To meet the flotation process requirements, the large-scale flotation cell must be designed for sufficient pulp mixing, reasonable air dispersion and solid suspension, which is very difficult to design for super large-scale flotation cell. Hence, the flotation cell scale-up and optimization for a short period is a challenge for super large-scale flotation cell design. Computational fluid dynamics simulation has been applied in flotation cell study, which is effective, timesaving and low cost in the study of the flow field distribution for super large-scale flotation cell. This paper demonstrates the flow field characteristics in the 600m3 flotation cell by CFD. The flotation cell model is meshed with hexahedral grid and the high mesh quality assures the computational precision.

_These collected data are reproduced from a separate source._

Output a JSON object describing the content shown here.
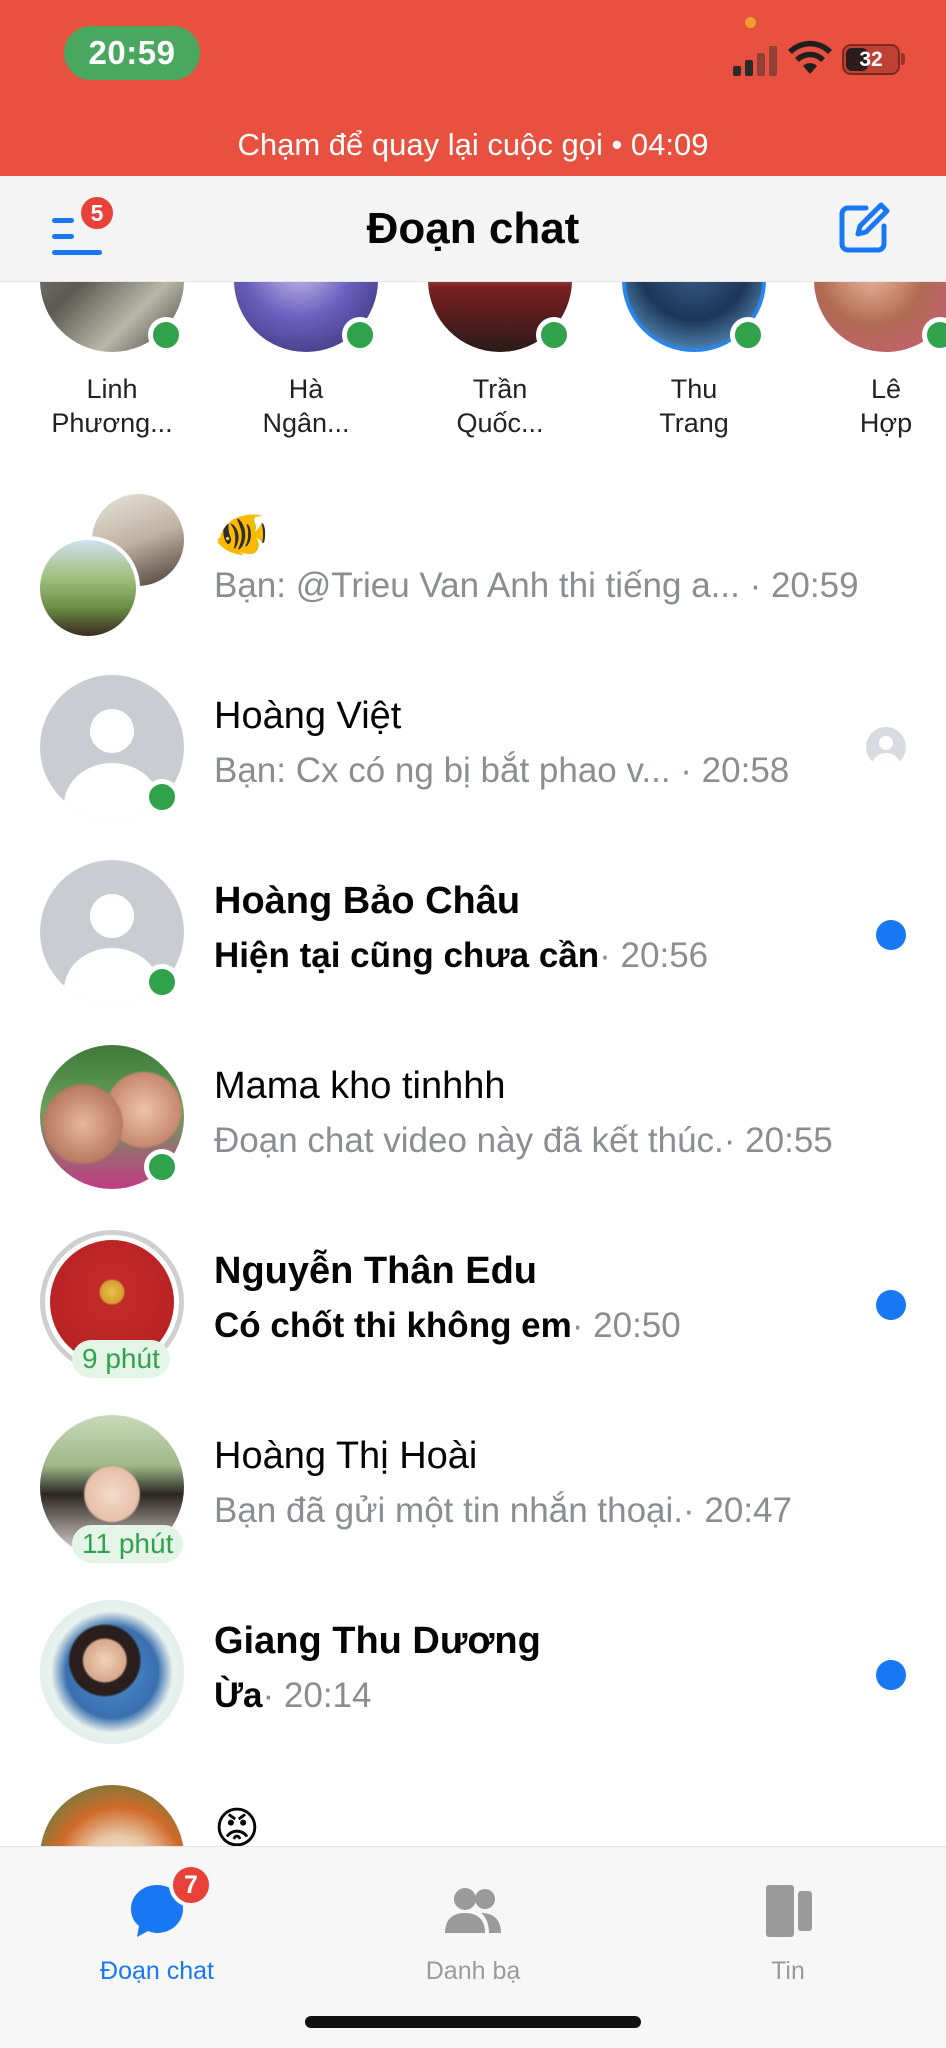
{
  "status_bar": {
    "time": "20:59",
    "battery": "32"
  },
  "call_banner": {
    "text": "Chạm để quay lại cuộc gọi • 04:09"
  },
  "header": {
    "title": "Đoạn chat",
    "menu_badge": "5"
  },
  "stories": [
    {
      "name": "Linh\nPhương..."
    },
    {
      "name": "Hà\nNgân..."
    },
    {
      "name": "Trần\nQuốc..."
    },
    {
      "name": "Thu\nTrang"
    },
    {
      "name": "Lê\nHợp"
    }
  ],
  "chats": [
    {
      "name": "🐠",
      "preview": "Bạn: @Trieu Van Anh  thi tiếng a...",
      "time": " · 20:59"
    },
    {
      "name": "Hoàng Việt",
      "preview": "Bạn: Cx có ng bị bắt phao v...",
      "time": " · 20:58"
    },
    {
      "name": "Hoàng Bảo Châu",
      "preview": "Hiện tại cũng chưa cần",
      "time": "· 20:56"
    },
    {
      "name": "Mama kho tinhhh",
      "preview": "Đoạn chat video này đã kết thúc.",
      "time": "· 20:55"
    },
    {
      "name": "Nguyễn Thân Edu",
      "preview": "Có chốt thi không em",
      "time": "· 20:50",
      "badge": "9 phút"
    },
    {
      "name": "Hoàng Thị Hoài",
      "preview": "Bạn đã gửi một tin nhắn thoại.",
      "time": "· 20:47",
      "badge": "11 phút"
    },
    {
      "name": "Giang Thu Dương",
      "preview": "Ừa",
      "time": "· 20:14"
    },
    {
      "name": "😡"
    }
  ],
  "bottom_nav": {
    "chats_label": "Đoạn chat",
    "chats_badge": "7",
    "contacts_label": "Danh bạ",
    "stories_label": "Tin"
  },
  "colors": {
    "accent": "#1877f2",
    "banner": "#e8503f",
    "online": "#31a24c",
    "badge": "#e8413a"
  }
}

MRF model, namely a steady-state approximation, ensures that individual cell zones can be assigned different rotational speed. Euler-Euler approach is chosen for multiphase flow simulation to treat different phases as interpenetrating continua. Numerical simulation of single phase, two-phase and three-phase are investigated respectively. Results suggested that the flotation cell has the apparent upper and lower flow circulation. In condition of the impeller rotation, the air is dispersed reasonably. In addition, the solid phase volume concentration distribution in the cell has a little difference.